Trump Bets the U.S. Economy on Tariffs

The full force of China tariffs would hit a wide range of industries that rely on Chinese imports, including retailers, sportswear companies and cellphone dealers. The Mexico tariffs would slap car-buyers and an already reeling automobile industry, which saw slowing sales in April and has begun to lay off American workers this year. Automobiles and auto parts account for more than a quarter of America’s goods imports from Mexico; American automakers have heavily integrated their supply chains with suppliers and plants across the southern border.

As Deutsche Bank chief economist Torsten Slok wrote Thursday evening, “trade with Mexico is basically all about the supply chain, which essentially is all about cars.”

Share prices of car companies reflected the damage on Friday, with the stocks of General Motors and Ford down about 4 percent in morning trading.

Full tariff escalation could also hasten what data suggest is a global slowdown in manufacturing, imperiling growth here and abroad. Forecasters have cut their outlooks for second-quarter growth in recent weeks, based on weaker-than-expected data.

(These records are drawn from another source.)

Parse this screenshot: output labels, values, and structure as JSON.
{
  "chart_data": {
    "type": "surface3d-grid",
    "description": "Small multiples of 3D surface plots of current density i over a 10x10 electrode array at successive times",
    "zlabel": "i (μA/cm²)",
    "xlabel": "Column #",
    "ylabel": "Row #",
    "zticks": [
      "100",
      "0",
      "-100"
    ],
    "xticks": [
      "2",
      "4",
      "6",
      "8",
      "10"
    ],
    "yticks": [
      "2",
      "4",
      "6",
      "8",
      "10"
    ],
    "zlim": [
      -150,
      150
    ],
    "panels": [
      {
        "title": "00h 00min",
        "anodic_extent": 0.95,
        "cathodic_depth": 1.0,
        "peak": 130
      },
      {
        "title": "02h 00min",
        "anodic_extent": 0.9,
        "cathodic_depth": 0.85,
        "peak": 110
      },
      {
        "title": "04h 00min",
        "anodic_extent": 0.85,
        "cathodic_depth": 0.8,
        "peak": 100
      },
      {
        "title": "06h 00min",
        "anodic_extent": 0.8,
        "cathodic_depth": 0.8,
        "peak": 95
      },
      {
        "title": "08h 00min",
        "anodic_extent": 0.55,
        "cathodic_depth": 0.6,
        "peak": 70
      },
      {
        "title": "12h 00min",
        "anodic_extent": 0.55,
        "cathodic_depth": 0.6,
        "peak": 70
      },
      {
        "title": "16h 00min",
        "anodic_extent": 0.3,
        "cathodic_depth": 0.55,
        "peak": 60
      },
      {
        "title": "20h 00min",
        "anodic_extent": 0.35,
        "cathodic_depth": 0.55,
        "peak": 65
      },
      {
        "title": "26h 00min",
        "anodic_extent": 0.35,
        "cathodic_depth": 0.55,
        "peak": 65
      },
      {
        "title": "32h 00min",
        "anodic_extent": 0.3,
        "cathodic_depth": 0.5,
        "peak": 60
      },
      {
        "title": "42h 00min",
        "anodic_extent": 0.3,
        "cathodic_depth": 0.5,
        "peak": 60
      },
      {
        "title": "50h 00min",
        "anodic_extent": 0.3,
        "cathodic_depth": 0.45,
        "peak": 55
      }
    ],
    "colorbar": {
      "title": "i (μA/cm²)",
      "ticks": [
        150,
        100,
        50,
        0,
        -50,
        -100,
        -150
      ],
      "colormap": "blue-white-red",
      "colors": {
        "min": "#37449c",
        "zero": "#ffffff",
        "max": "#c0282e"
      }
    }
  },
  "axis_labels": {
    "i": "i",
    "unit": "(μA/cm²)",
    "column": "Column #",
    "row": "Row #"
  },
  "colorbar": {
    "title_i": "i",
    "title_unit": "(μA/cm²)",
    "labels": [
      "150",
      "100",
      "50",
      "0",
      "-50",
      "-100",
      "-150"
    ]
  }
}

Sagging growth, in turn, could further drag down Mr. Trump’s approval ratings, which have slipped over the last month. Mr. Trump is banking on a strong economy to help his re-election prospects next year.

Federal Reserve officials were already closely watching Mr. Trump’s trade spats as a risk to the economic outlook — and potentially one that could push them toward cutting interest rates. The Fed’s vice chairman, Richard Clarida, said in a speech Thursday, before Mr. Trump’s tariff announcement, that while the economy was doing well, “if we saw a downside risk to the outlook, then that would be a factor that could call for more accommodative policy.”

Eric Rosengren, president of the Federal Reserve Bank of Boston, said in an interview in New York on May 21 that he thought markets were anticipating a trade deal with China at that point.

“But sometimes things happen, so we have to be concerned — that is a downside risk to my forecast,” he said. “My forecast is relatively optimistic, but it’s with the assumption that trade doesn’t become more disruptive, that financial markets don’t get very concerned about the likely outcome.”